Three things stand out about American bluehearts, Buchnera americana. The first, and most obvious, is the beauty of its flowers. The second is that it isn't particularly blue. The third, and least obvious, is that it is a parasite. Specifically a hemiparasite. More on that later.
American bluehearts is a Florida native, found throughout all Peninsula counties and most of the Panhandle. Its native range extends throughout most of the eastern United States with the exception of New England, and into Ontario. However, it is a rare plant in much of its range. It's listed as endangered in Indiana, Maryland and New York. In Ontario, American bluehearts is restricted to three sites within a 10 kilometer stretch along the shores of Lake Huron. The province lists it as endangered. Ohio lists it as threatened. It's extinct within Pennsylvania and probably extinct in Michigan. Populations are also found throughout the Caribbean, Mexico, Central America and South America. The outlook for the species is brighter in South Florida, where the Institute for Regional Conservation rates it as secure.
American bluehearts is a perennial, perhaps a foot tall when not in bloom and gangly looking. In the spring and summer, it will send out a flower spike that doubles its height.
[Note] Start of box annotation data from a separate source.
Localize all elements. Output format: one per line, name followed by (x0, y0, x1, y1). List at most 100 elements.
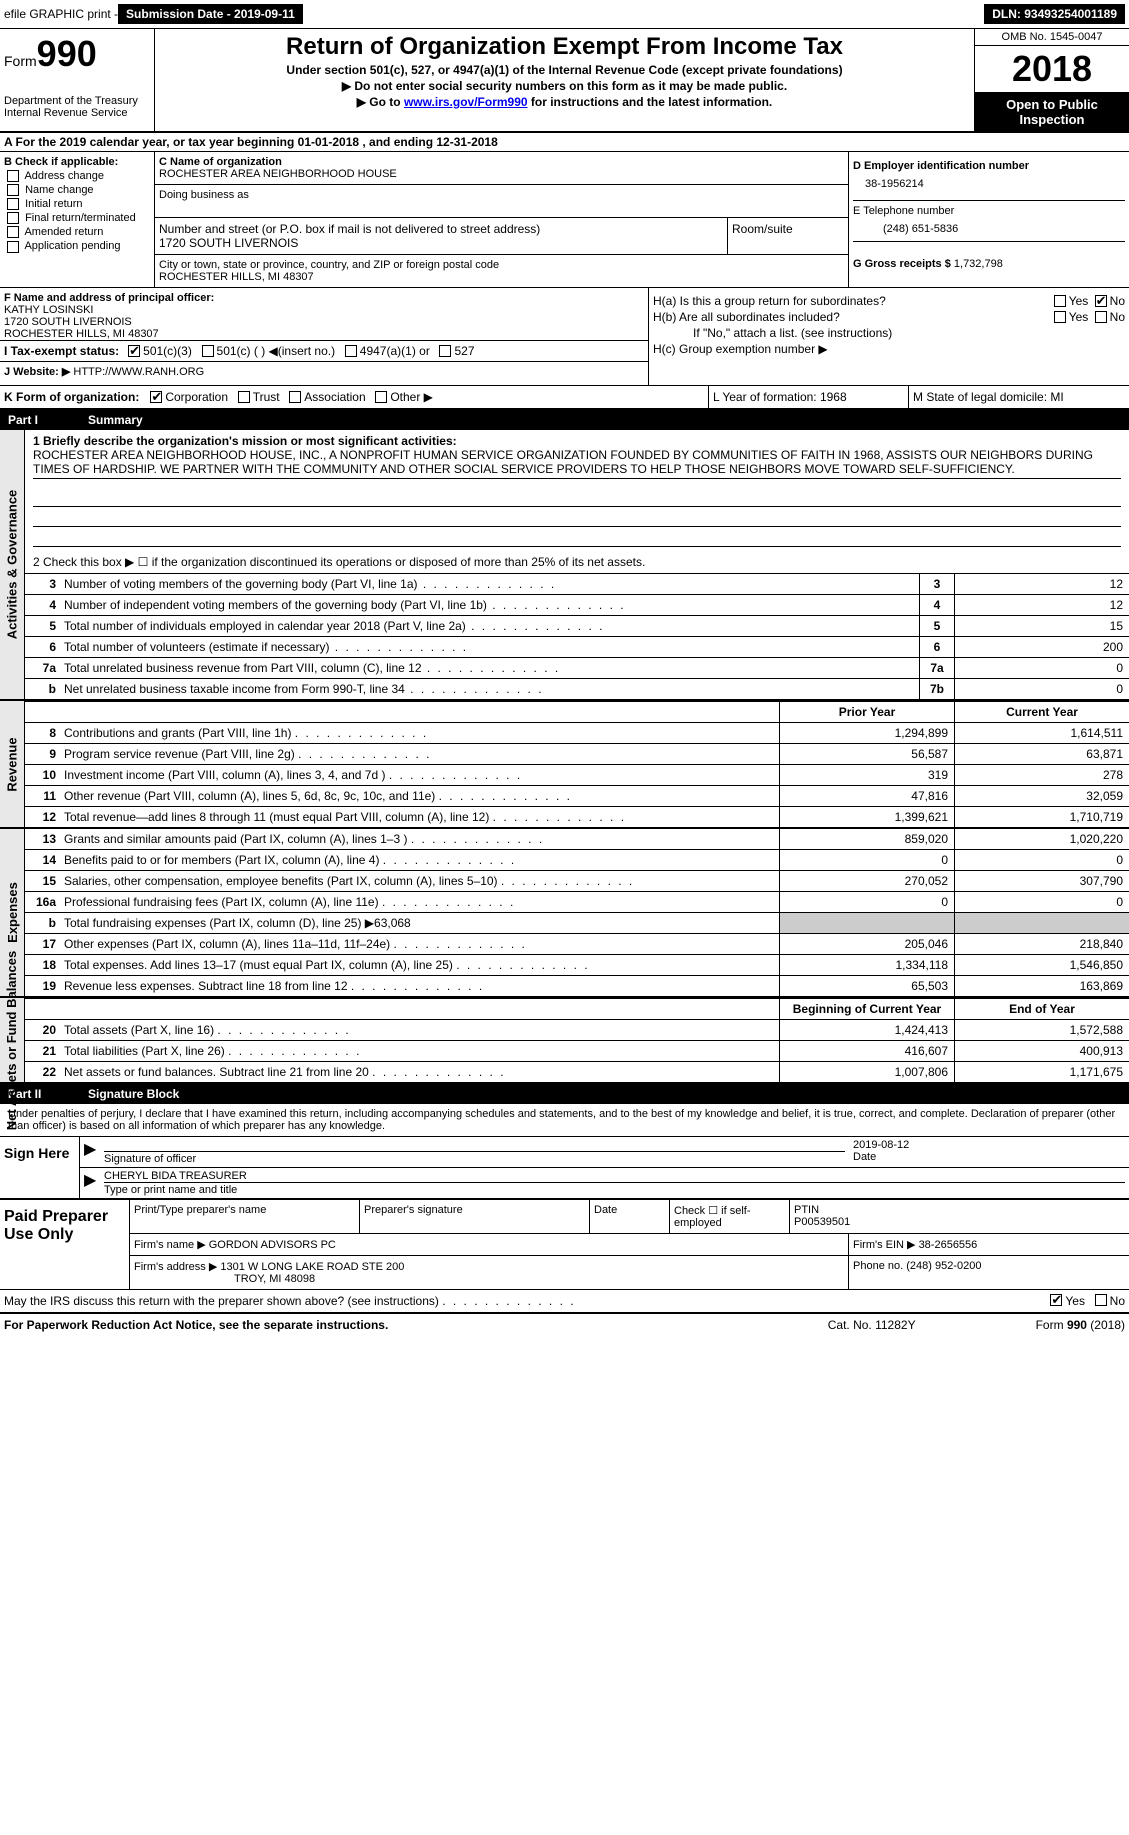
section-b: B Check if applicable: Address change Na… (0, 152, 155, 287)
side-net-assets: Net Assets or Fund Balances (0, 998, 25, 1082)
dln-button[interactable]: DLN: 93493254001189 (984, 4, 1125, 24)
open-inspection: Open to Public Inspection (975, 93, 1129, 131)
street-label: Number and street (or P.O. box if mail i… (159, 222, 723, 236)
hc-row: H(c) Group exemption number ▶ (653, 342, 1125, 356)
ptin-label: PTIN (794, 1204, 1125, 1216)
table-row: 22Net assets or fund balances. Subtract … (25, 1061, 1129, 1082)
table-row: bNet unrelated business taxable income f… (25, 678, 1129, 699)
top-bar: efile GRAPHIC print - Submission Date - … (0, 0, 1129, 29)
firm-addr2: TROY, MI 48098 (134, 1273, 844, 1285)
current-year-header: Current Year (954, 702, 1129, 722)
hb-label: H(b) Are all subordinates included? (653, 310, 1051, 324)
check-other[interactable] (375, 391, 387, 403)
form-title: Return of Organization Exempt From Incom… (159, 33, 970, 61)
officer-addr1: 1720 SOUTH LIVERNOIS (4, 316, 644, 328)
check-association[interactable] (289, 391, 301, 403)
discuss-yes[interactable] (1050, 1294, 1062, 1306)
ein-cell: D Employer identification number 38-1956… (853, 156, 1125, 201)
subtitle-1: Under section 501(c), 527, or 4947(a)(1)… (159, 63, 970, 77)
hb-row: H(b) Are all subordinates included? Yes … (653, 310, 1125, 324)
gross-receipts-cell: G Gross receipts $ 1,732,798 (853, 242, 1125, 274)
sign-here-block: Sign Here ▶ Signature of officer 2019-08… (0, 1137, 1129, 1200)
check-4947[interactable] (345, 345, 357, 357)
row-k: K Form of organization: Corporation Trus… (0, 386, 709, 408)
check-name-change[interactable]: Name change (4, 184, 150, 196)
irs-label: Internal Revenue Service (4, 107, 150, 119)
penalty-text: Under penalties of perjury, I declare th… (0, 1104, 1129, 1137)
table-row: 3Number of voting members of the governi… (25, 573, 1129, 594)
sig-name-title: CHERYL BIDA TREASURER (104, 1170, 1125, 1182)
subtitle-3: ▶ Go to www.irs.gov/Form990 for instruct… (159, 95, 970, 109)
firm-addr-cell: Firm's address ▶ 1301 W LONG LAKE ROAD S… (130, 1256, 849, 1289)
row-i: I Tax-exempt status: 501(c)(3) 501(c) ( … (0, 340, 648, 362)
form-word: Form (4, 53, 37, 69)
begin-year-header: Beginning of Current Year (779, 999, 954, 1019)
ha-yes[interactable] (1054, 295, 1066, 307)
opt-other: Other ▶ (390, 390, 433, 404)
discuss-no[interactable] (1095, 1294, 1107, 1306)
dba-label: Doing business as (159, 189, 844, 201)
row-klm: K Form of organization: Corporation Trus… (0, 386, 1129, 410)
check-initial-return[interactable]: Initial return (4, 198, 150, 210)
header-right: OMB No. 1545-0047 2018 Open to Public In… (974, 29, 1129, 131)
preparer-label: Paid Preparer Use Only (0, 1200, 130, 1289)
instructions-link[interactable]: www.irs.gov/Form990 (404, 95, 528, 109)
gross-value: 1,732,798 (954, 258, 1003, 270)
ptin-value: P00539501 (794, 1216, 1125, 1228)
phone-cell: E Telephone number (248) 651-5836 (853, 201, 1125, 242)
check-application-pending[interactable]: Application pending (4, 240, 150, 252)
officer-name: KATHY LOSINSKI (4, 304, 644, 316)
part1-num: Part I (8, 413, 88, 427)
q1-text: ROCHESTER AREA NEIGHBORHOOD HOUSE, INC.,… (33, 448, 1121, 479)
header-left: Form990 Department of the Treasury Inter… (0, 29, 155, 131)
dba-cell: Doing business as (155, 185, 848, 218)
form-number: 990 (37, 33, 97, 74)
expenses-section: Expenses 13Grants and similar amounts pa… (0, 829, 1129, 998)
submission-date-button[interactable]: Submission Date - 2019-09-11 (118, 4, 303, 24)
officer-addr2: ROCHESTER HILLS, MI 48307 (4, 328, 644, 340)
arrow-icon: ▶ (84, 1170, 104, 1196)
hb-yes[interactable] (1054, 311, 1066, 323)
firm-ein-label: Firm's EIN ▶ (853, 1239, 919, 1251)
goto-prefix: ▶ Go to (357, 95, 404, 109)
org-name-cell: C Name of organization ROCHESTER AREA NE… (155, 152, 848, 185)
ha-row: H(a) Is this a group return for subordin… (653, 294, 1125, 308)
section-h: H(a) Is this a group return for subordin… (649, 288, 1129, 385)
discuss-text: May the IRS discuss this return with the… (4, 1294, 1047, 1308)
hb-no[interactable] (1095, 311, 1107, 323)
preparer-block: Paid Preparer Use Only Print/Type prepar… (0, 1200, 1129, 1290)
prep-self-emp: Check ☐ if self-employed (670, 1200, 790, 1233)
check-amended-return[interactable]: Amended return (4, 226, 150, 238)
dept-treasury: Department of the Treasury (4, 95, 150, 107)
check-final-return[interactable]: Final return/terminated (4, 212, 150, 224)
opt-501c3: 501(c)(3) (143, 344, 192, 358)
year-formation: L Year of formation: 1968 (709, 386, 909, 408)
check-501c[interactable] (202, 345, 214, 357)
row-fh: F Name and address of principal officer:… (0, 288, 1129, 386)
opt-association: Association (304, 390, 365, 404)
table-row: 17Other expenses (Part IX, column (A), l… (25, 933, 1129, 954)
firm-ein-cell: Firm's EIN ▶ 38-2656556 (849, 1234, 1129, 1255)
sig-date-value: 2019-08-12 (853, 1139, 1125, 1151)
room-suite-label: Room/suite (728, 218, 848, 254)
firm-name-cell: Firm's name ▶ GORDON ADVISORS PC (130, 1234, 849, 1255)
part1-title: Summary (88, 413, 143, 427)
arrow-icon: ▶ (84, 1139, 104, 1165)
check-address-change[interactable]: Address change (4, 170, 150, 182)
check-501c3[interactable] (128, 345, 140, 357)
revenue-section: Revenue Prior Year Current Year 8Contrib… (0, 699, 1129, 829)
side-revenue: Revenue (0, 701, 25, 827)
street-row: Number and street (or P.O. box if mail i… (155, 218, 848, 255)
check-corporation[interactable] (150, 391, 162, 403)
check-trust[interactable] (238, 391, 250, 403)
paperwork-notice: For Paperwork Reduction Act Notice, see … (4, 1318, 828, 1332)
table-row: 20Total assets (Part X, line 16) 1,424,4… (25, 1019, 1129, 1040)
check-527[interactable] (439, 345, 451, 357)
subtitle-2: ▶ Do not enter social security numbers o… (159, 79, 970, 93)
goto-suffix: for instructions and the latest informat… (528, 95, 773, 109)
prep-sig-header: Preparer's signature (360, 1200, 590, 1233)
firm-name-label: Firm's name ▶ (134, 1239, 209, 1251)
table-row: 11Other revenue (Part VIII, column (A), … (25, 785, 1129, 806)
ha-no[interactable] (1095, 295, 1107, 307)
prep-ptin-cell: PTIN P00539501 (790, 1200, 1129, 1233)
The flowers aren't large, less than an inch across, but they are bright, usually violet or another shade of purple, sometimes white. Leaves are lance-shaped and rough to the touch.
The plant is a hemiparasite, meaning it is partially parasitic. Bluehearts attaches itself to the roots of its neighbors, particularly trees, robbing them of nutrients that it can't get on its own.
The list of preferred species to which it attaches is long and includes pines and oaks, both of which are found in abundance here in South Florida. The amount of damage it does to its hosts is generally minimal. A thousand bluehearts wouldn't bother a mature oak a bit. In times of stress or in the case of a young tree, the story might be different. The odd thing is that bluehearts also can survive without being parasitic.
American bluehearts are cultivated, used in natural landscapes, butterfly gardens and restorations. The plant grows easily from seed. In fact, the seeds naturally will survive in the ground for at least three years, waiting for the perfect conditions to germinate.
Another oddity about this plant is how its classified. Some, including Delray's IRC, put it in Orobanchacea, the broomrape family; Others in Scrophulariaceae, the figwort family. Other common names: bluehearts, prairie bluehearts and plains bluehearts.